El nuevo muro de Roger Waters
El antiguo cabecilla de Pink Floyd deja un rastro de polémicas por donde pasa
Conocí a Roger Waters en la primavera de 1979: coincidimos en el festival de Cannes, en una fiesta nocturna celebrada en el césped de una fastuosa mansión alquilada. Imagino que la velada fue una iniciativa de los productores de Quadrophenia, la adaptación fílmica del álbum de The Who: abundaban las estrellas tanto del cine como del rock. Cierto que algunos invitados —caso de Roman Polanski— se evaporaban si te identificabas como periodista. Pero no Roger Waters: parecía feliz de tener oídos atentos a su alrededor.
Esquivaba, claro, asuntos como la catástrofe de Norton Warburg, el fondo de inversiones que había malgastado la mayor parte de los millonarios ingresos generados por The Dark Side of the Moon. Entiendo que aquello equivalía a citar la soga en casa del ahorcado: el principal responsable del desastre, Andrew Warburg, entró a gestionar las finanzas de Pink Floyd de la mano del propio Waters.
No. Aquella noche lo que interesaba a Roger era hablar sobre Ça ira, su ópera sobre la Revolución Francesa. Un proyecto que tardó decenios en materializarse; con la velocidad de glaciar a que nos tenía acostumbrado Pink Floyd, Ça ira no aparecería en disco hasta 2005. Para entonces, ya habíamos asistido a demasiados patinazos de Waters. A mediados de los ochenta, anunció que dejaba Pink Floyd, convencido de que el grupo se desintegraría sin sus aportaciones. No fue así: se constató el poder comercial de la marca, por encima del gancho de su capitán; resultaron patéticos los esfuerzos de Roger para poner palos en las ruedas de sus excompañeros. En verdad, mucho bochorno por ambas partes: según el acuerdo de disolución, Waters tenía la exclusiva del uso del cerdo inflable de Animals; los otros soslayaron ese inconveniente convirtiendo a la criatura hinchable en un gorrino hembra.
Una puntualización.
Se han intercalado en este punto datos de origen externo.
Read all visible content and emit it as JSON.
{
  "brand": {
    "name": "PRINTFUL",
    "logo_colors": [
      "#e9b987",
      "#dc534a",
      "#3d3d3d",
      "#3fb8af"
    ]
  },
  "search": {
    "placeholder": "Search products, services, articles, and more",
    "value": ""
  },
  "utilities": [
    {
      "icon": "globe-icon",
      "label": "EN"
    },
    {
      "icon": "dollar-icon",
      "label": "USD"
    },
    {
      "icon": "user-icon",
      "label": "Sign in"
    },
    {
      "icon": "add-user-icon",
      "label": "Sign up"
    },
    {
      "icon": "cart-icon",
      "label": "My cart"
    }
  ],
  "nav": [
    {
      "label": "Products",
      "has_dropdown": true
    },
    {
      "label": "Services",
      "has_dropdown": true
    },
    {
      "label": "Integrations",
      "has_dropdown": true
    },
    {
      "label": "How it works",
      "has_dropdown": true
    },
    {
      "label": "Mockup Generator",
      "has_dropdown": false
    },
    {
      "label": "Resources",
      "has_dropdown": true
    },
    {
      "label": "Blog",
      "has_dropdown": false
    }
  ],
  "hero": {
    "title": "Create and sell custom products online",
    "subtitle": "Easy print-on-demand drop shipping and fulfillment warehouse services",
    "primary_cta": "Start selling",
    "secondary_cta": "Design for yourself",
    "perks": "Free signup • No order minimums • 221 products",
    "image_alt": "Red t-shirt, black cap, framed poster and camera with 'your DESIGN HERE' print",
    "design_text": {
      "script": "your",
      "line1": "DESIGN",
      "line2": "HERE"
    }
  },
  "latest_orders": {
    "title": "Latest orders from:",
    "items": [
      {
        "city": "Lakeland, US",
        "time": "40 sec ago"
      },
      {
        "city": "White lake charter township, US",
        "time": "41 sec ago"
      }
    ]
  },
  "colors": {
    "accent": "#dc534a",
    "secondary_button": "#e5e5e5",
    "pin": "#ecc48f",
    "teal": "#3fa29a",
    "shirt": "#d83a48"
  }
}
En realidad, Ça ira tuvo un estreno parcial en 2002, durante un evento londinense de la Countryside Alliance, organización surgida inicialmente para combatir la legislación contra la caza ritual del zorro; sorprendía encontrarse a Waters rodeado de la crema y nata de los aristócratas británicos. Pero no ocultaba que era cazador. Le entrevisté en una suite del Hotel Alfonso XIII sevillano, tras lo que describía como “unos días felices” matando perdices en un coto andaluz.
Viniendo de una zona rural, aquel furor cinegético no me escandalizaba; sí me chocó el tono desafiante de Waters. Tiendo a recordar esa actitud chuleta cuando se mete en sucesivos charcos internacionales, desde el apoyo a las reivindicaciones chinas sobre Taiwán a disculpar a Putin en la guerra de Ucrania. Aunque los mayores choques provengan de sus ataques al Estado israelí, comenzando con críticas a otros colegas —Nick Cave, Radiohead, ¡Bon Jovi!— por romper el boicot del movimiento BDS al actuar en Israel.
En los últimos tiempos, Roger se aproxima a teorías conspirativas propias del antisemitismo. El otro bando también aumenta su estridencia. Han intentado vetar sus conciertos en ciudades alemanas; en Argentina y Uruguay le han rechazado en hoteles donde pretendía alojarse. Hasta le tachan de nazi por un uniforme de dictador similar al usado en la película El muro (1982). Tengo la sospecha que todo esto le reafirma en su fantasía de ser el Noam Chomsky del rock. Y no.